In the first part of this investigation, the students will build a spreadsheet that models how a hypothetical gene pool changes from one generation to the next. This model will allow for the exploration of parameters that affect allele frequencies, such as selection, mutation, and migration.
Quantitatively describe the biological system.
On pages 30-38 read and follow the guidelines for building your mathematical model. Think about the spreadsheet functions you are incorporating and how they help you model this particular system.
On a separate sheet of cellulose; answer the bulleted elements for this activity
Testing your mathematical model- pg 37: follow the guidelines for your model- in this case by adding several generations. Answer the following questions for this section:What factors can cause allele frequencies to change in a population? (Hint: There are many.) How could you model these factors using your spreadsheet?
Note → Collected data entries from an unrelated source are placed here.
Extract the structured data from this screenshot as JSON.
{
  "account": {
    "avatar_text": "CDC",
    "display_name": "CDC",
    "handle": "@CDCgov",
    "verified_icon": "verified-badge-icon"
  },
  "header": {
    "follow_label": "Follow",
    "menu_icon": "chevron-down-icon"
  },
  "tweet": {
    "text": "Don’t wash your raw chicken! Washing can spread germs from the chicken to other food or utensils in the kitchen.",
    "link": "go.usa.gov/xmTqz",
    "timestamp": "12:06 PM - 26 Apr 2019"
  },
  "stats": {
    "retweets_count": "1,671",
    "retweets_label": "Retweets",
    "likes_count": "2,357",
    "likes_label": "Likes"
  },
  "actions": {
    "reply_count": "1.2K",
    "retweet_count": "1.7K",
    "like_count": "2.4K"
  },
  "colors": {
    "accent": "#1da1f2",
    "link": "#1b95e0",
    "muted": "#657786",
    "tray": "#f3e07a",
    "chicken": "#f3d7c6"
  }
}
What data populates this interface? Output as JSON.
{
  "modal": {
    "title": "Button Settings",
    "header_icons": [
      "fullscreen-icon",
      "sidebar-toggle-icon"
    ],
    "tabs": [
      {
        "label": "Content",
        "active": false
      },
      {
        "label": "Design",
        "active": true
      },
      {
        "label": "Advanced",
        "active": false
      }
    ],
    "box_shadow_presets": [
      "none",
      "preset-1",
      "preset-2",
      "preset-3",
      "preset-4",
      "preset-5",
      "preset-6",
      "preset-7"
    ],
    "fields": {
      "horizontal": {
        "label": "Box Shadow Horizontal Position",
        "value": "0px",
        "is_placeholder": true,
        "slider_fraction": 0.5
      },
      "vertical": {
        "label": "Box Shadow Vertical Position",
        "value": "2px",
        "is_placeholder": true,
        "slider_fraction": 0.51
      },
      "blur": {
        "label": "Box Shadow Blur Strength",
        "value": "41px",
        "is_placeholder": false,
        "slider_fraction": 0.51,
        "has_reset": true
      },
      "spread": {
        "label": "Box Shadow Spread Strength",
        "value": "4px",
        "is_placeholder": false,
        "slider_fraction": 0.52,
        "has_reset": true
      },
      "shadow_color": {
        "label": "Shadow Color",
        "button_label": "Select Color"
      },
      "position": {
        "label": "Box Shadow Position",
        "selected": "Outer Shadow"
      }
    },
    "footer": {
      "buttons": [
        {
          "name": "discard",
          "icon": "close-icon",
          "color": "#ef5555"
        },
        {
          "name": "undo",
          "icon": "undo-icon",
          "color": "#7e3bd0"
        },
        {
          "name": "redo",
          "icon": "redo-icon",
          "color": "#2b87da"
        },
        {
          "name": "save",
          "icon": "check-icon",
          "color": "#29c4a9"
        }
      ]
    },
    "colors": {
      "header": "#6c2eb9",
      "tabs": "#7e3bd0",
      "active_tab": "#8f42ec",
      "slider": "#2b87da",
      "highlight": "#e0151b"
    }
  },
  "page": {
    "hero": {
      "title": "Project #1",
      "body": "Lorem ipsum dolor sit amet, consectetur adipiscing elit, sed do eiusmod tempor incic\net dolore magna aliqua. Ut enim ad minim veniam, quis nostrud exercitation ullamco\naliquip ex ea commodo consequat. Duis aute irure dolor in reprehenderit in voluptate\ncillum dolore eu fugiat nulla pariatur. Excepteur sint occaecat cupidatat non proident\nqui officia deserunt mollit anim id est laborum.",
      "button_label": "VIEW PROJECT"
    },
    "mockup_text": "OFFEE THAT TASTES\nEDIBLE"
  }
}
The second part of the investigation you are asked to generate your own questions regarding the evolution of allele frequencies in a population. Then you will explore (heading down the rabbit hole:) possible answers to those questions by applying more sophisticated computer models.
In this second part, you can use your newly built model or use more sophisticated models available on the Internet to answer your own questions; see the suggested online options that follow. In this option, while you are not building the model, you are applying your knowledge of models to explore questions about population genetics.
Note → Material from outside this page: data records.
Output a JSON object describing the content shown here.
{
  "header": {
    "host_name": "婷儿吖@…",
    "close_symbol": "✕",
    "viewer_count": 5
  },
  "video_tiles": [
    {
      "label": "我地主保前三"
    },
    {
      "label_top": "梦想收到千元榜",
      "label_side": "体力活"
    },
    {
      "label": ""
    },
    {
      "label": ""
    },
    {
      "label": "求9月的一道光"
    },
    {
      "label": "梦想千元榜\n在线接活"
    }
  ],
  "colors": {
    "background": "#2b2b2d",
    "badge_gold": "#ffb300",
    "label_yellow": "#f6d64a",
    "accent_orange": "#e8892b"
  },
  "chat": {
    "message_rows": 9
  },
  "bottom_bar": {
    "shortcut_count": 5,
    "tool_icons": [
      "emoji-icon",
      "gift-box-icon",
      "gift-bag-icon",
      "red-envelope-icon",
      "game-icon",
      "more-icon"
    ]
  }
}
AlleleA1: Jon Herron from the University of Washington has created a simulation called AlleleA1 along with documentation. It is available for free at
http://faculty.washington.edu/herronjc/SoftwareFolder/AlleleA1.html
Deme 1.0 and 2.0: Another Excel model with more sophistication than the model you built in class, Deme 1.0 and 2.0 with documentation are available at http://bioquest.org/esteem/esteem_details.php?product_id=193,
where you need to establish an account (free) before you can download it. It works in Excel just as the spreadsheet model you created earlier.
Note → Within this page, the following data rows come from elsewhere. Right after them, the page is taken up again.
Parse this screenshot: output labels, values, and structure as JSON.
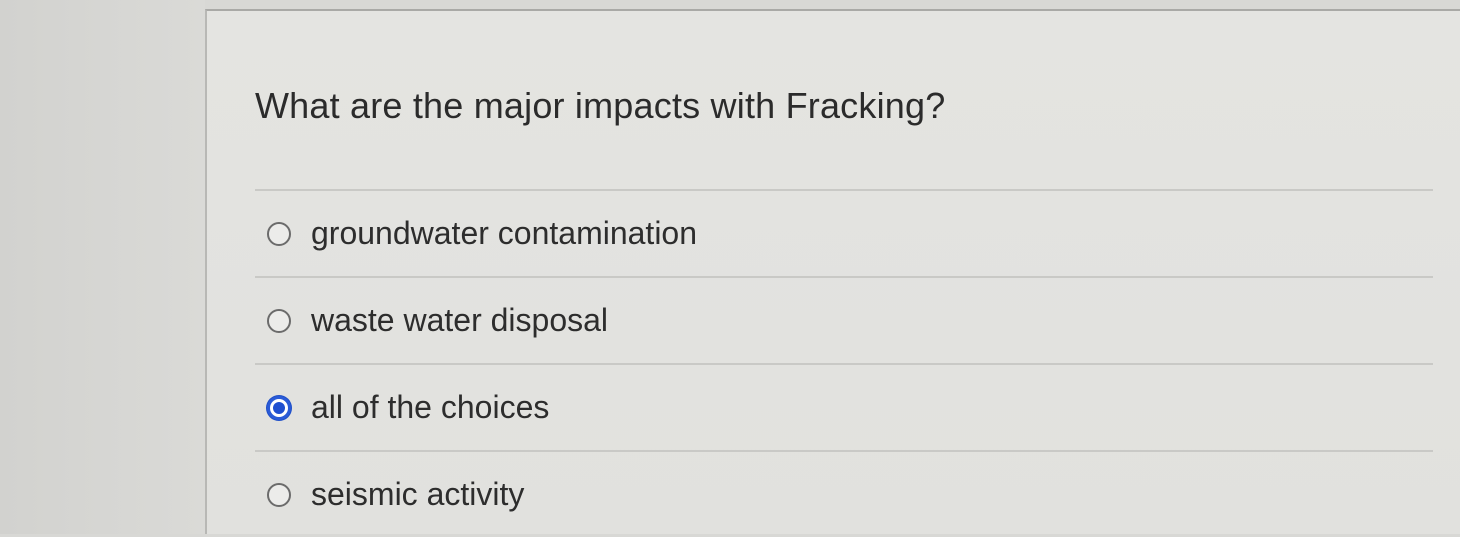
{
  "question": {
    "text": "What are the major impacts with Fracking?"
  },
  "answers": [
    {
      "label": "groundwater contamination",
      "selected": false
    },
    {
      "label": "waste water disposal",
      "selected": false
    },
    {
      "label": "all of the choices",
      "selected": true
    },
    {
      "label": "seismic activity",
      "selected": false
    }
  ],
  "colors": {
    "radio_selected": "#1f4fd0",
    "text": "#2d2d2d"
  }
}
■■Designing and Conducting Your Investigation
By this point you’ve been able to use your model to explore how random chance affects the inheritance patterns of alleles in large and small populations. Perhaps you’ve also been able to find some interesting patterns in how alleles behave across generations. At the end of the last section you were asked what factors can cause allele frequencies to change in a population and how you would model them. Choose one of your answers, and try it out using your spreadsheet. This may involve adding multiple columns or rows along with a few extra operations. Keep the life cycle of your hypothetical population in mind as you develop additional strategies. With your new spreadsheet model, generate your own questions regarding the evolution of allele frequencies in a population. From these questions (noted in your lab notebook), you need to develop hypotheses that you can test — those that allow you to easily manipulate the parameters of population size, number of generations, selection (fitness), mutation, migration, and genetic drift. Collect sufficient data by running your model repeatedly.